Another logical addition to the Grand Opening of AMF East Meadow Bowl was an appearance by professional bowler Dick Weber, who by this time I was using at least once a month for grand openings, clinics and special engagements. Dick credited my frequent use of him as AMF’s decision to bring him back to the AMF Staff of Champions in 1985, after a six year hiatus.

Paul Lane, Director of Marketing for the Bowling Products Group, suggested the addition of Southern California’s Cheryl Robinson to represent the distaff side of bowling, and it was immediately arranged.

All of the major New York newspapers and television networks were on hand for the festivities. With a budget of $40,000, I took advantage of every penny to make this an affair that would not be forgotten.

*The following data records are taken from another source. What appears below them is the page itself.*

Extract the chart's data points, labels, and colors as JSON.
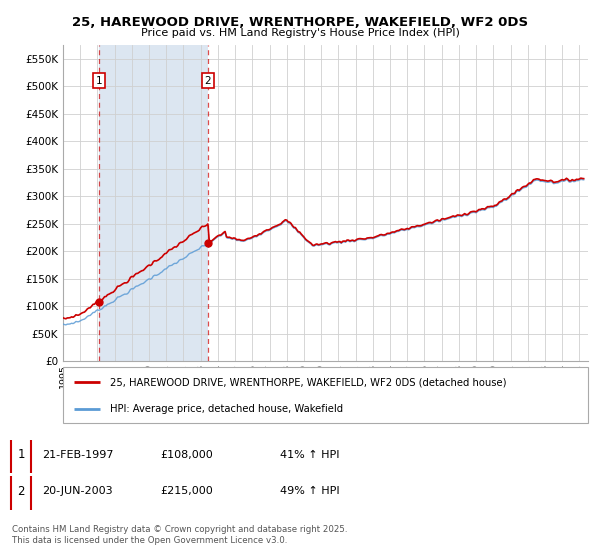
{
  "title": "25, HAREWOOD DRIVE, WRENTHORPE, WAKEFIELD, WF2 0DS",
  "subtitle": "Price paid vs. HM Land Registry's House Price Index (HPI)",
  "sale1_label": "21-FEB-1997",
  "sale1_price": 108000,
  "sale1_hpi": "41% ↑ HPI",
  "sale1_t": 1997.083,
  "sale2_label": "20-JUN-2003",
  "sale2_price": 215000,
  "sale2_hpi": "49% ↑ HPI",
  "sale2_t": 2003.417,
  "legend1": "25, HAREWOOD DRIVE, WRENTHORPE, WAKEFIELD, WF2 0DS (detached house)",
  "legend2": "HPI: Average price, detached house, Wakefield",
  "footnote": "Contains HM Land Registry data © Crown copyright and database right 2025.\nThis data is licensed under the Open Government Licence v3.0.",
  "red_color": "#cc0000",
  "blue_color": "#5b9bd5",
  "span_color": "#dce6f1",
  "plot_bg": "#ffffff",
  "grid_color": "#d0d0d0",
  "ylim": [
    0,
    575000
  ],
  "yticks": [
    0,
    50000,
    100000,
    150000,
    200000,
    250000,
    300000,
    350000,
    400000,
    450000,
    500000,
    550000
  ],
  "xlim_left": 1995.0,
  "xlim_right": 2025.5
}
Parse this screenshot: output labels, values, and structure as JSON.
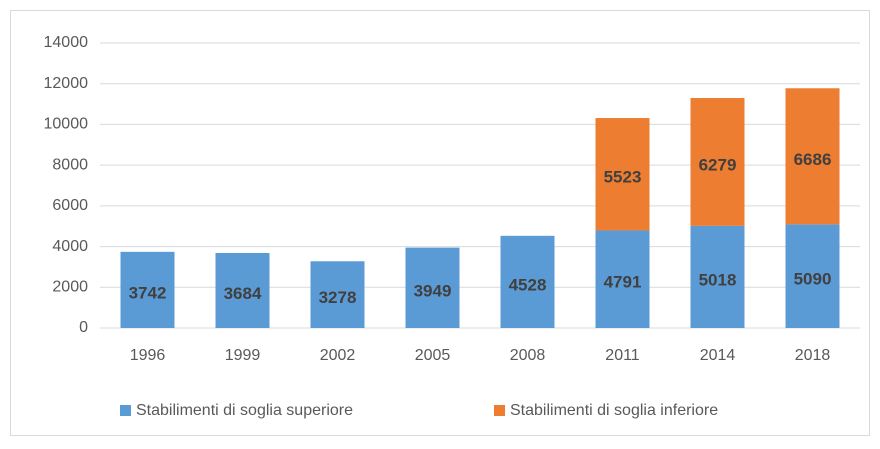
{
  "chart_data": {
    "type": "stacked_bar",
    "categories": [
      "1996",
      "1999",
      "2002",
      "2005",
      "2008",
      "2011",
      "2014",
      "2018"
    ],
    "series": [
      {
        "name": "Stabilimenti di soglia superiore",
        "color": "#5b9bd5",
        "values": [
          3742,
          3684,
          3278,
          3949,
          4528,
          4791,
          5018,
          5090
        ]
      },
      {
        "name": "Stabilimenti di soglia inferiore",
        "color": "#ed7d31",
        "values": [
          null,
          null,
          null,
          null,
          null,
          5523,
          6279,
          6686
        ]
      }
    ],
    "ylim": [
      0,
      14000
    ],
    "yticks": [
      0,
      2000,
      4000,
      6000,
      8000,
      10000,
      12000,
      14000
    ],
    "grid": true,
    "legend": "bottom"
  }
}
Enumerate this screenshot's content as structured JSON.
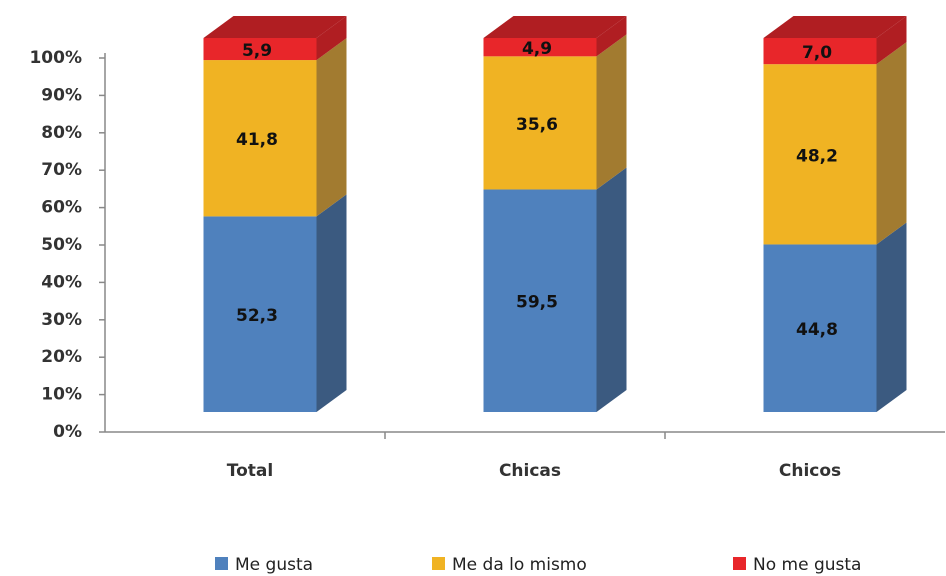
{
  "chart_data": {
    "type": "bar3d_stacked",
    "categories": [
      "Total",
      "Chicas",
      "Chicos"
    ],
    "series": [
      {
        "name": "Me gusta",
        "color": "#4f81bd",
        "side": "#3b5a80",
        "values": [
          52.3,
          59.5,
          44.8
        ],
        "value_labels": [
          "52,3",
          "59,5",
          "44,8"
        ]
      },
      {
        "name": "Me da lo mismo",
        "color": "#f0b323",
        "side": "#a27b30",
        "values": [
          41.8,
          35.6,
          48.2
        ],
        "value_labels": [
          "41,8",
          "35,6",
          "48,2"
        ]
      },
      {
        "name": "No me gusta",
        "color": "#e8262a",
        "side": "#b01e22",
        "values": [
          5.9,
          4.9,
          7.0
        ],
        "value_labels": [
          "5,9",
          "4,9",
          "7,0"
        ]
      }
    ],
    "ylim": [
      0,
      100
    ],
    "yticks": [
      {
        "value": 0,
        "label": "0%"
      },
      {
        "value": 10,
        "label": "10%"
      },
      {
        "value": 20,
        "label": "20%"
      },
      {
        "value": 30,
        "label": "30%"
      },
      {
        "value": 40,
        "label": "40%"
      },
      {
        "value": 50,
        "label": "50%"
      },
      {
        "value": 60,
        "label": "60%"
      },
      {
        "value": 70,
        "label": "70%"
      },
      {
        "value": 80,
        "label": "80%"
      },
      {
        "value": 90,
        "label": "90%"
      },
      {
        "value": 100,
        "label": "100%"
      }
    ]
  }
}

In addition to Weber and Robinson, we left no stone unturned as the following budget can attest:

  • Press Brunch prior to Saturday event – $1,000
  • Catering for Saturday main event – $7,500
  • Entertainment by “Vince Giordano and the Night Hawks” – $2,700 (a special elevated stage was constructed over 4 lanes, and allowed patrons to roll the ball under the stage… something that I would use on numerous occasions throughout my career)
  • Piano and other additional music during band breaks – $1,025
  • Le Clique (video and photographs during all events) – $10,000
  • Additional Press Photographer – $1,000
  • Lighting (interior, exterior search lights, sound system) – $1,700
  • Flowers (table arrangements, corsages) – $1,000
  • Professional Emcee Dean Anthony from WHLI Radio – $1,000
  • Dick Weber and Cheryl Robinson appearance – $3,000
  • Invitations and Press Kits – $6,000
  • Contingency – $4,075

Many others provided time and services at no charge, including my good friends at Seagram’s and Villa Banfi (Riunite Wines), the Chemical Bank, and The Rehabilitation Institute (TRI), our official charity for the event.

The rest, as they say, is history, with Weber throwing out the ceremonial “Gold Angle” first ball in a tuxedo at the Valentine’s Day event. It was a strike.